Quant à Nidaa Tounes, Hafedh Caid Essebsi a estimé, selon Mosaïque FM, que le remaniement ministériel doit être effectué après les élections municipales, mais qu'une évaluation du travail du gouvernement et une définition des priorités doivent cependant être entreprises dès maintenant. Il a également tenu à préciser que le remaniement ministériel est intimement lié à la feuille de route décidée, et qu'il sera effectué en fonction de celle-ci, ajoutant que le remaniement ne vise pas Youssef Chahed en tant que personne.

"Nous souhaitons un remaniement en profondeur, qui soit basé sur les priorités définies." a-t-il déclaré à sa sortie de la réunion, avant d'ajouter que les propositions sont diverses et variées, mais tournent principalement autour des réformes au niveau des institutions, ainsi que les réformes économiques urgentes.

"Toutes les parties se sont engagées à ne pas toucher au processus électoral." a-t-il ajouté

Saida Garrach: "On ne peut pas commencer à proposer des noms pour le nouveau gouvernement, alors que les priorités n'ont pas encore été définies"

De son côté, la porte-parole de la présidence de la République, Saïda Garrach, a déclaré à l'antenne de Mosaïque FM, que la même approche adoptée à la création du Document de Carthage sera poursuivie, en faisant participer tous les signataires restants, à la discussion et la mise en place des priorités.

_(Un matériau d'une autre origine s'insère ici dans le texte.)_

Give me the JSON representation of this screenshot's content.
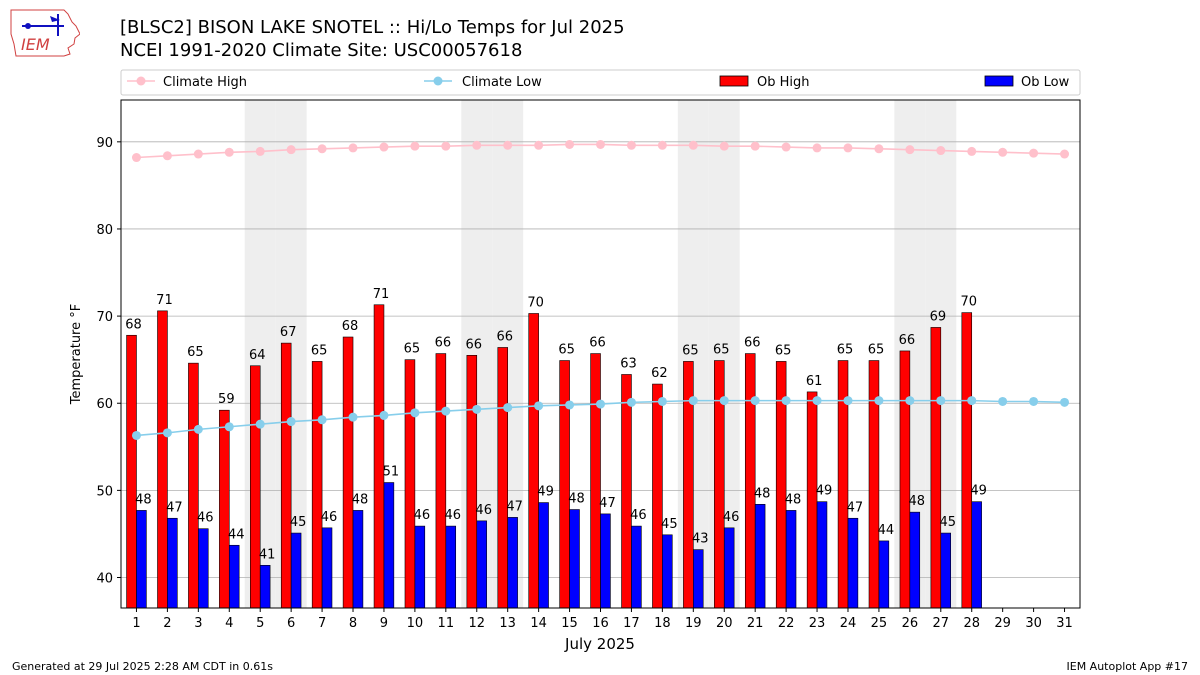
{
  "title_line1": "[BLSC2] BISON LAKE SNOTEL :: Hi/Lo Temps for Jul 2025",
  "title_line2": "NCEI 1991-2020 Climate Site: USC00057618",
  "logo_text": "IEM",
  "footer_left": "Generated at 29 Jul 2025 2:28 AM CDT in 0.61s",
  "footer_right": "IEM Autoplot App #17",
  "colors": {
    "ob_high": "#ff0000",
    "ob_low": "#0000ff",
    "climate_high": "#ffc0cb",
    "climate_low": "#87ceeb",
    "weekend_band": "#eeeeee",
    "grid": "#b0b0b0"
  },
  "chart_data": {
    "type": "bar",
    "xlabel": "July 2025",
    "ylabel": "Temperature °F",
    "ylim": [
      36.5,
      94.8
    ],
    "yticks": [
      40,
      50,
      60,
      70,
      80,
      90
    ],
    "grid": "horizontal",
    "legend_placement": "top",
    "categories": [
      1,
      2,
      3,
      4,
      5,
      6,
      7,
      8,
      9,
      10,
      11,
      12,
      13,
      14,
      15,
      16,
      17,
      18,
      19,
      20,
      21,
      22,
      23,
      24,
      25,
      26,
      27,
      28,
      29,
      30,
      31
    ],
    "shaded_days": [
      5,
      6,
      12,
      13,
      19,
      20,
      26,
      27
    ],
    "series": [
      {
        "name": "Climate High",
        "kind": "line",
        "values": [
          88.2,
          88.4,
          88.6,
          88.8,
          88.9,
          89.1,
          89.2,
          89.3,
          89.4,
          89.5,
          89.5,
          89.6,
          89.6,
          89.6,
          89.7,
          89.7,
          89.6,
          89.6,
          89.6,
          89.5,
          89.5,
          89.4,
          89.3,
          89.3,
          89.2,
          89.1,
          89.0,
          88.9,
          88.8,
          88.7,
          88.6
        ]
      },
      {
        "name": "Climate Low",
        "kind": "line",
        "values": [
          56.3,
          56.6,
          57.0,
          57.3,
          57.6,
          57.9,
          58.1,
          58.4,
          58.6,
          58.9,
          59.1,
          59.3,
          59.5,
          59.7,
          59.8,
          59.9,
          60.1,
          60.2,
          60.3,
          60.3,
          60.3,
          60.3,
          60.3,
          60.3,
          60.3,
          60.3,
          60.3,
          60.3,
          60.2,
          60.2,
          60.1
        ]
      },
      {
        "name": "Ob High",
        "kind": "bar",
        "values": [
          67.8,
          70.6,
          64.6,
          59.2,
          64.3,
          66.9,
          64.8,
          67.6,
          71.3,
          65.0,
          65.7,
          65.5,
          66.4,
          70.3,
          64.9,
          65.7,
          63.3,
          62.2,
          64.8,
          64.9,
          65.7,
          64.8,
          61.3,
          64.9,
          64.9,
          66.0,
          68.7,
          70.4,
          null,
          null,
          null
        ],
        "labels": [
          "68",
          "71",
          "65",
          "59",
          "64",
          "67",
          "65",
          "68",
          "71",
          "65",
          "66",
          "66",
          "66",
          "70",
          "65",
          "66",
          "63",
          "62",
          "65",
          "65",
          "66",
          "65",
          "61",
          "65",
          "65",
          "66",
          "69",
          "70",
          "",
          "",
          ""
        ]
      },
      {
        "name": "Ob Low",
        "kind": "bar",
        "values": [
          47.7,
          46.8,
          45.6,
          43.7,
          41.4,
          45.1,
          45.7,
          47.7,
          50.9,
          45.9,
          45.9,
          46.5,
          46.9,
          48.6,
          47.8,
          47.3,
          45.9,
          44.9,
          43.2,
          45.7,
          48.4,
          47.7,
          48.7,
          46.8,
          44.2,
          47.5,
          45.1,
          48.7,
          null,
          null,
          null
        ],
        "labels": [
          "48",
          "47",
          "46",
          "44",
          "41",
          "45",
          "46",
          "48",
          "51",
          "46",
          "46",
          "46",
          "47",
          "49",
          "48",
          "47",
          "46",
          "45",
          "43",
          "46",
          "48",
          "48",
          "49",
          "47",
          "44",
          "48",
          "45",
          "49",
          "",
          "",
          ""
        ]
      }
    ]
  }
}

Ceux-ci définiront des représentants à cet effet.

Elle a en quelque sorte réitéré les propos du président Béji Caid Essebsi, affirmant qu'il faut trouver un dénominateur commun aux propositions soumises par les signataires, afin d'arriver à trouver un consensus, dont les mesures seront adoptées dans un délai de deux semaines à partir d'aujourd'hui.

"Le remaniement ministériel n'est pas une fin en soi, mais une procédure nécessaire à la bonne application des priorités définies, qui permettront de relever les défis économiques" déclare Garrach, soulignant qu'il est tout à fait normal que les avis soient divisés car les perceptions changent d'une partie à une autre.

Avec les différentes perceptions, plusieurs scénarios se présentent, des scénarios auxquels le président est ouvert, selon Saida Garrach.

Sur la question si oui ou non Béji Caid Essebsi supporte un gouvernement non concerné par les élections, donc n'ayant pas de lien avec un quelconque parti, Saida Garrach s'est abstenue de répondre, indiquant que la question n'a pas été discutée lors de la réunion, et que la priorité absolue est de sauver l'économie du pays, indépendamment de la nature du gouvernement.

"On ne peut pas commencer à proposer des noms pour le nouveau gouvernement, alors que les priorités n'ont pas encore été définies. Les gens ont tendance à précipiter les choses, mais il y' a une démarche à suivre avant de procéder au remaniement" conclut Garrach.